Condivido in pieno, aggiungo solo che spesso alla sfiducia generalizzata verso il prossimo in carne e ossa (medico, insegnante, vicino di casa) si accompagna invece una grande ingenuità nel fidarsi di ogni imbonitore abbia accesso ai media, vecchi o nuovi che siano (e non solo in politica)
Voglio concentrarmi sulla società italiana: siamo il paese del “fotti e piangi” cosa dobbiamo aspettarci? Mi sembra che non si sia capito che la società è cambiata e che le dinamiche non siano più le stesse. Io non demordo ma, so che non avrò ne risposte ne vedrò cambiamenti. Non abbiamo più fiducia nei medici? Forse perché loro hanno messo in primo piano il tornaconto; non ho più fiducia nei professori? Perché non sanno che “cachio” non è una parolaccia ma una gemma fruttifera, non sanno che il caldo sta in alto ed il ferddo in basso, pensando al mare e alla montagna, dove LORO vanno in vacanza! Non credo di avere ancora molta voglia di sbattermi per questa società!
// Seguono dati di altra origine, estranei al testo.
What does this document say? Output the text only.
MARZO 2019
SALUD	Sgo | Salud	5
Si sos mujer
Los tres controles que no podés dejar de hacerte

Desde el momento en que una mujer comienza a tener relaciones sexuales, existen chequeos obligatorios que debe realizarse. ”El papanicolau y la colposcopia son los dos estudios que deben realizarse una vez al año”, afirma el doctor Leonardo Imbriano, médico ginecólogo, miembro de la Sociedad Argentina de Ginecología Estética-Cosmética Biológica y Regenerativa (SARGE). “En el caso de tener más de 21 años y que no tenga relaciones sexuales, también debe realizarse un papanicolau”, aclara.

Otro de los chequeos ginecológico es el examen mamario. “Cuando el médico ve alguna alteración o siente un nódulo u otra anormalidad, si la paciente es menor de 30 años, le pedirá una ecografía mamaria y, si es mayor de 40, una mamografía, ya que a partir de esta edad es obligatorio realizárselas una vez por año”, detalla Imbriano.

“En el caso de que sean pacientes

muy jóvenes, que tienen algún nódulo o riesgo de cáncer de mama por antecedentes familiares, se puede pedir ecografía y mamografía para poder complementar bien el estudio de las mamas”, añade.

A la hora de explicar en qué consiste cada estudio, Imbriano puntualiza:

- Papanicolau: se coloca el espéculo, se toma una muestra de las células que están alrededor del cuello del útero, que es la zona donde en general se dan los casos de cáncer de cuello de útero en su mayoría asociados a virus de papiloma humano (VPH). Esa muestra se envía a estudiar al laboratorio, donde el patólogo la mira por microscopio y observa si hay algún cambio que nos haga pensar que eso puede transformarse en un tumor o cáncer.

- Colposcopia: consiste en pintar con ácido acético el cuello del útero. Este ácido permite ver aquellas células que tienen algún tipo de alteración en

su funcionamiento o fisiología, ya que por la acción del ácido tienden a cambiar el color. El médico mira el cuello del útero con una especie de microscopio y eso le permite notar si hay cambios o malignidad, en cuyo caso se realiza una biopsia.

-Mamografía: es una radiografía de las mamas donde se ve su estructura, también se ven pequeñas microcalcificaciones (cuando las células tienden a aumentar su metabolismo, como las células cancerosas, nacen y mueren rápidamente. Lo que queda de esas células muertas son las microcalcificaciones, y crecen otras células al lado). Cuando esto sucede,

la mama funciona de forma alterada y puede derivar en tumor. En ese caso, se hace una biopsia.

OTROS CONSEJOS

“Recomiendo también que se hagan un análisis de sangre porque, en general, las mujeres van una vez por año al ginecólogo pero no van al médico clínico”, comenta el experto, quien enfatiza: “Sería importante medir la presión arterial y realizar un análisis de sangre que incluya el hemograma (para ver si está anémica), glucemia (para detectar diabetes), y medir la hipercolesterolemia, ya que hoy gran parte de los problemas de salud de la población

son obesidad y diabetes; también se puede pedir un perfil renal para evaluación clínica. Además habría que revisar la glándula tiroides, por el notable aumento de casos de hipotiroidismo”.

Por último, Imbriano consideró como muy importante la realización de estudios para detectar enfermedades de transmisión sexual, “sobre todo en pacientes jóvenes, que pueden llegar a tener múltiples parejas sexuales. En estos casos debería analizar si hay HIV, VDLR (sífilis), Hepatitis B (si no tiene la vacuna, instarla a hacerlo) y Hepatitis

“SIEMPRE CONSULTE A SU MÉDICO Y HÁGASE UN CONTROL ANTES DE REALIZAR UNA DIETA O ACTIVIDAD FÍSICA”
Il rischio di essere passatisti è dietro l’angolo, proprio quello che spesso svoltiamo di corsa senza neanche capirlo. Io intravvedo un altro rischio: quello di rifugiarsi nel legalismo. Si aspetta che i migranti si spiaggino da cadaveri per intervenire, perchè prima di allora non hanno lanciato sos? Basta che siano rispettate le regole e i protocolli. Arriva una pandemia e per pensare il da farsi… si pende da un “comitato tecnico scientifico” in cui il capitale (si dice stakeholders) conta ALMENO quanto la salute pubblica? E’ nelle prerogative di chi decide secondo le leggi. La “migliore” loro implementazione sono proprio gli ospedali fondati sui protocolli e sui bilanci. Normale che poi abbia ragione, chi non si fida e vede solo le lobbies: ci facciamo bastare che l’attività di lobby sia “regolamentata”. Ma se il grosso della politica vera è ridotta alla forma delle leggi, non ci sono elementi per tenere in vita l’organismo di una società organizzata. Dove si nasconde l’umanità, sotto tutte queste bombe?